Member of the Chamber of Deputies for Hidalgo's 1st district
- In office 1 September 2009 – 31 August 2012
- Preceded by: Joel Guerrero Juárez
- Succeeded by: Darío Badillo Ramírez

Personal details
- Born: Omar Fayad Meneses 26 August 1962 (age 62) Zempoala, Hidalgo, Mexico
- Political party: Institutional Revolutionary Party
- Spouse: Victoria Ruffo ​(m. 2001)​
- Children: 2
- Education: National Autonomous University of Mexico (LLB)
- Occupation: Lawyer

= Omar Fayad =

Former governor of Hidalgo, Mexico

Omar Fayad Meneses (born 26 August 1962) is a Mexican politician from the state of Hidalgo who has served as a federal deputy and senator. He served as the Governor of Hidalgo from 2016 to 2022. He is a member of the Institutional Revolutionary Party.

==Political career==
Fayad was born on 26 August 1962 in Zempoala, Hidalgo, to a Lebanese father and a Mexican mother. He obtained his law degree from the National Autonomous University of Mexico (UNAM) in 1985. After his graduation, he worked in Attorney General of Mexico's office for several years. In 1989, he moved to the National Institute of Penal Sciences (INACIPE) and later served at various education posts in the state of Hidalgo. He served as Hidalgo's secretary of public education and attorney general during 1996–98. He then served in several public safety and security capacities, including as a police commissioner or customs administrator.

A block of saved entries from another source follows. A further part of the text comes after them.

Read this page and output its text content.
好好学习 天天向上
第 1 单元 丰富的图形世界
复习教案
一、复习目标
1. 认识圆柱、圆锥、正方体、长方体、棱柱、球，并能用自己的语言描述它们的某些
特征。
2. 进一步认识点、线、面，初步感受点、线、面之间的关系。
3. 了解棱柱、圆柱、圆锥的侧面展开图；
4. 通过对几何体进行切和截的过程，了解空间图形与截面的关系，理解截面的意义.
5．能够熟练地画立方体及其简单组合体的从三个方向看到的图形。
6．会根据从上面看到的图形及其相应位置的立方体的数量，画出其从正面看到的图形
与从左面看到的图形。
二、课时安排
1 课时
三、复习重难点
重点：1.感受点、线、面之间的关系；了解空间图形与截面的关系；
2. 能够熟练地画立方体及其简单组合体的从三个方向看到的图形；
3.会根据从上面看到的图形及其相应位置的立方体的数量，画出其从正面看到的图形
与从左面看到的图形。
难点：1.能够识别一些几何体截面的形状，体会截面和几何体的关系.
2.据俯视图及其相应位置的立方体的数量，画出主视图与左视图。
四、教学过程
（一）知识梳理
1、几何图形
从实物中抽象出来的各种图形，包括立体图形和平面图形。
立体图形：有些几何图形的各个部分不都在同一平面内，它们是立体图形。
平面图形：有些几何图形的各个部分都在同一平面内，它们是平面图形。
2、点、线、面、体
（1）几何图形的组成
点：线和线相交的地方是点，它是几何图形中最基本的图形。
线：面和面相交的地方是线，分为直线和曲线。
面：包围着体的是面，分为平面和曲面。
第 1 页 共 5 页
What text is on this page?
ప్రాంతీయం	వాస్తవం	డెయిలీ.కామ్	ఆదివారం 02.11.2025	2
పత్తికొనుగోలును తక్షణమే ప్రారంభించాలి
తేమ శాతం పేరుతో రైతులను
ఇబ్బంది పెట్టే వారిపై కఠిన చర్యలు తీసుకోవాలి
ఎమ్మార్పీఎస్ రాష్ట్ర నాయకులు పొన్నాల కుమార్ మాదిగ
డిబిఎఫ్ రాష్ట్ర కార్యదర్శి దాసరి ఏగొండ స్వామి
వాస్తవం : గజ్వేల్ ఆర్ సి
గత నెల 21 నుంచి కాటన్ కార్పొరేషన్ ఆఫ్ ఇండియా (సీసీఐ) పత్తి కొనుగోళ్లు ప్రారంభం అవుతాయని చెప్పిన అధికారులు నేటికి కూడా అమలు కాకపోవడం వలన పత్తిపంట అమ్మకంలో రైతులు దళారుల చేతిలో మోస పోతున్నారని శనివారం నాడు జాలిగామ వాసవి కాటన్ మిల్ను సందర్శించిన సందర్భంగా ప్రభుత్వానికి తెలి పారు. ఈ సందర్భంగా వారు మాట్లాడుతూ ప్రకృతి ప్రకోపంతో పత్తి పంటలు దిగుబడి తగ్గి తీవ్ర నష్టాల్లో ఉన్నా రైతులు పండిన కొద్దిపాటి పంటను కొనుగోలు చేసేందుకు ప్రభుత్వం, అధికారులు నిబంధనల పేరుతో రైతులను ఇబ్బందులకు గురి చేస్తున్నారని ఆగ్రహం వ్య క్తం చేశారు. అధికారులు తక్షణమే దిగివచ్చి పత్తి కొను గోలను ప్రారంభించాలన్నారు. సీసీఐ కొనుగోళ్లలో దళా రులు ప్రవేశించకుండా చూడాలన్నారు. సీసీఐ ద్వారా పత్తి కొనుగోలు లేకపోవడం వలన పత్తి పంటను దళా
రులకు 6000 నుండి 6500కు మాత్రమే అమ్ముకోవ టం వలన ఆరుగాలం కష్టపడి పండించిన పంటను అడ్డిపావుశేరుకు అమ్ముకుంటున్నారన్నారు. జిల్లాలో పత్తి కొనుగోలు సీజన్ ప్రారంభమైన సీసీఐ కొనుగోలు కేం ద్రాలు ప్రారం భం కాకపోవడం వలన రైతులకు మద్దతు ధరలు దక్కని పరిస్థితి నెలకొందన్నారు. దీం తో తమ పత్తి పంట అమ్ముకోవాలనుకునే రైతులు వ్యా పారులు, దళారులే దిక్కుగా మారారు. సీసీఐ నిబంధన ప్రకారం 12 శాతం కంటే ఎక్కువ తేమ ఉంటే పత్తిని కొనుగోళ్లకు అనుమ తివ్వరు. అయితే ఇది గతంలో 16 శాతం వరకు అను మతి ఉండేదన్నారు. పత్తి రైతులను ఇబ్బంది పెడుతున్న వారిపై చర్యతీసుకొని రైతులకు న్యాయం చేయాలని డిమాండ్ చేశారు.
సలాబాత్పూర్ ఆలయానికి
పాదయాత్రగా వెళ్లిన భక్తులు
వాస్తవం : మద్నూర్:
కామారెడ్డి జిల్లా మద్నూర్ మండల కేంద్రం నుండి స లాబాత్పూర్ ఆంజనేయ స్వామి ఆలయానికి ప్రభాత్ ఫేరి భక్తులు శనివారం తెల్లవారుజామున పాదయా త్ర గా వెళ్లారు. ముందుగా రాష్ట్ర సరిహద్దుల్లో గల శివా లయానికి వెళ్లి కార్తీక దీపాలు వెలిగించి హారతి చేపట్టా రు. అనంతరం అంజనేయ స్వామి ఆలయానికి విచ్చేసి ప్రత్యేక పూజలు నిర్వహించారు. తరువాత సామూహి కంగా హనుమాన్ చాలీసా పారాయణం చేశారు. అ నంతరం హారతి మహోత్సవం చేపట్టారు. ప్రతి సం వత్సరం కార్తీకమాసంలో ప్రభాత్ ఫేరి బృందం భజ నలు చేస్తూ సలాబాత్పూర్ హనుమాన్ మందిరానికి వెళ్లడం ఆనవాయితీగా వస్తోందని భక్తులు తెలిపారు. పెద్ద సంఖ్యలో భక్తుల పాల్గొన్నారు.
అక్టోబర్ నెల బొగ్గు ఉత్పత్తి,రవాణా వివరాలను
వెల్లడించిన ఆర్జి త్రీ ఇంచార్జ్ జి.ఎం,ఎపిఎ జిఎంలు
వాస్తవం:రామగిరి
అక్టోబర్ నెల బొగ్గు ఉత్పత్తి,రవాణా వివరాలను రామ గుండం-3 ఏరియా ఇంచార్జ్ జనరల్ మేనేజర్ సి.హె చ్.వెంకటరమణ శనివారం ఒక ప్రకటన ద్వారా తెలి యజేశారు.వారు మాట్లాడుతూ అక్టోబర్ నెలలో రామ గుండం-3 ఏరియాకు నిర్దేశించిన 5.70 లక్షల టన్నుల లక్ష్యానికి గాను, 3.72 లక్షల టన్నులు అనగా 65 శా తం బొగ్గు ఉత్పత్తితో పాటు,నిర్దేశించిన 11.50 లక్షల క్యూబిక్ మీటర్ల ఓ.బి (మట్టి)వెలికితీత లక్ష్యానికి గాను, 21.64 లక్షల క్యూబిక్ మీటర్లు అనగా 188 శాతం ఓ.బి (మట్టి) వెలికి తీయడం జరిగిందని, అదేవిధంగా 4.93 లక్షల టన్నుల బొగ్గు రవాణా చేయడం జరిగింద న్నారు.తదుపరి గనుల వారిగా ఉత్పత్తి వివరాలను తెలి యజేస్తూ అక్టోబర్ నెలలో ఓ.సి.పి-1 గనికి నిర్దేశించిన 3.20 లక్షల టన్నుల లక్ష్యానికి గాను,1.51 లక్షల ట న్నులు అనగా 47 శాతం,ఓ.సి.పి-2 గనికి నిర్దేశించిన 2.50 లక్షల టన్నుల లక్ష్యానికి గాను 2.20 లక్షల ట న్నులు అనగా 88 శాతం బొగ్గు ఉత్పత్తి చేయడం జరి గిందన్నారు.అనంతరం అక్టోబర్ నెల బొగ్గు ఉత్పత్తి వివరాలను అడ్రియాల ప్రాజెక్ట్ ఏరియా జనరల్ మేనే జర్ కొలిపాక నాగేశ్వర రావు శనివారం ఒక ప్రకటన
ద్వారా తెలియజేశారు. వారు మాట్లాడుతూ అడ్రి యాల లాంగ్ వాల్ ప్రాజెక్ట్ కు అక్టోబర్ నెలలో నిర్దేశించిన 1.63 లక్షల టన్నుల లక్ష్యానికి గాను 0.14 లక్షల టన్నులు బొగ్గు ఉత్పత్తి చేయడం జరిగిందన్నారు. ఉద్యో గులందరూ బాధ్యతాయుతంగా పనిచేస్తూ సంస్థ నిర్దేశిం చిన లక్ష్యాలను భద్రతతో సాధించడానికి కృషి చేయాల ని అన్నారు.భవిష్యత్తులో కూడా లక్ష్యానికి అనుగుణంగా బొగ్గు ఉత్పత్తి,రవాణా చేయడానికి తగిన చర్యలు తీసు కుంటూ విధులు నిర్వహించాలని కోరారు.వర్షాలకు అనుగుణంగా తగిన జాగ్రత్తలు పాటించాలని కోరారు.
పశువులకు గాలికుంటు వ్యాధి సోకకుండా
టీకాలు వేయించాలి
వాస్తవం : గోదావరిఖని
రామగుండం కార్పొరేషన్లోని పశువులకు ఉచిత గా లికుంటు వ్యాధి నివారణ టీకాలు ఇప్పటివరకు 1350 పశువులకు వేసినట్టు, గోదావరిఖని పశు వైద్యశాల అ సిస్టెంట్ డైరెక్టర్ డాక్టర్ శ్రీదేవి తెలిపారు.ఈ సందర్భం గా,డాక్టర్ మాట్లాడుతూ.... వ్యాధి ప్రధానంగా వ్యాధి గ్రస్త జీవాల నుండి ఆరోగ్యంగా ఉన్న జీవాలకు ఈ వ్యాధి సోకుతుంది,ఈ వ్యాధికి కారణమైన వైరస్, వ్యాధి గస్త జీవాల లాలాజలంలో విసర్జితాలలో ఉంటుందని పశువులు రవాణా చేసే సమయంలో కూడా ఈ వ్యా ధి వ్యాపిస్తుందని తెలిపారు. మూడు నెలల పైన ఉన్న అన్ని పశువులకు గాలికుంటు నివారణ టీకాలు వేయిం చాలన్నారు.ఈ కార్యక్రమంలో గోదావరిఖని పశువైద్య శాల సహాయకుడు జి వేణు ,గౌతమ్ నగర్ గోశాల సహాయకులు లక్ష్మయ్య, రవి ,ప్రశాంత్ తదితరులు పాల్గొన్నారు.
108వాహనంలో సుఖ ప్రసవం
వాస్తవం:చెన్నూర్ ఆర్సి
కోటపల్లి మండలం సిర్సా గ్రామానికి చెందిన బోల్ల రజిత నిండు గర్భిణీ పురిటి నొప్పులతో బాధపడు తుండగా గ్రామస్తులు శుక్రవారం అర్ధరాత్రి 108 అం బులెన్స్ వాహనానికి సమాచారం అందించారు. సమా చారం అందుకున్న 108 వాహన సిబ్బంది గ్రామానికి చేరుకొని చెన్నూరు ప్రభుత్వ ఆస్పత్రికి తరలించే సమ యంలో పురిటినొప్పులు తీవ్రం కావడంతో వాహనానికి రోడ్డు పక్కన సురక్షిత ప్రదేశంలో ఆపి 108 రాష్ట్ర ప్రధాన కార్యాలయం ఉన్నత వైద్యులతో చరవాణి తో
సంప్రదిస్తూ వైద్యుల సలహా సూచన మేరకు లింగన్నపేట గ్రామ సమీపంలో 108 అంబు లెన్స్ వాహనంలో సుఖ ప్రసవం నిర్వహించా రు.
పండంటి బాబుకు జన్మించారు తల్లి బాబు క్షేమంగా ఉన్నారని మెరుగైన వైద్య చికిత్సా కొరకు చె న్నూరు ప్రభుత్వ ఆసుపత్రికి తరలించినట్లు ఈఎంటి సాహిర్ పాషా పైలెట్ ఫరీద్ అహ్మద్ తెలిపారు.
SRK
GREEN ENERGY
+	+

He also made regular appearances on radio programs as a political analyst.

In 2000, Fayad was elected to the LVIII Legislature as a federal deputy for Hidalgo's seventh district, serving as secretary of Special Commission on Public Safety and sitting on the Communications, Government and Public Safety Committees. He resigned in April 2003.

After his brief spell in Congress, Fayad returned to the Hidalgo state government, serving as Secretary of Agriculture (2003–05) and Secretary of Social Development (2005–06). In 2006, he ran for and won the municipal presidency of Pachuca. During his mayoral spell, he presided over Mexico's association of mayors.

In 2009, Fayad returned to Congress, representing Hidalgo's first district; during that term, he served as parliamentary secretary of the Commission of Strengthening Federalism. Three years later, he ran and won a campaign for Senate, where he would serve in the LXII and LXIII Legislatures. He served on an array of commissions, including Public Safety, which he presided.

In 2010, Fayad was selected as the leader of the Institutional Revolutionary Party in Hidalgo. Fayad was strongly criticized in October 2015 when he attempted to introduce a new law against cybercrime that also criminalized the freedom of expression. One organization billed it "the worst Internet-related bill in history".

On 2 February 2016, Fayad left the Senate in order to seek the PRI nomination for Governor of Hidalgo. He won the gubernatorial election later that year and was sworn-in as governor on 5 September 2016.

==Personal life==
He married actress Victoria Ruffo in 2000. The couple have two children. During Fayad's term as municipal president of Pachuca, he designated Ruffo as the local director of the National System of Integrity and Familial Development.

In February 2016, Fayad was hospitalized after suffering an anaphylactic shock triggered by Rocephin.

In March 2020 he was confirmed to be infected with COVID-19.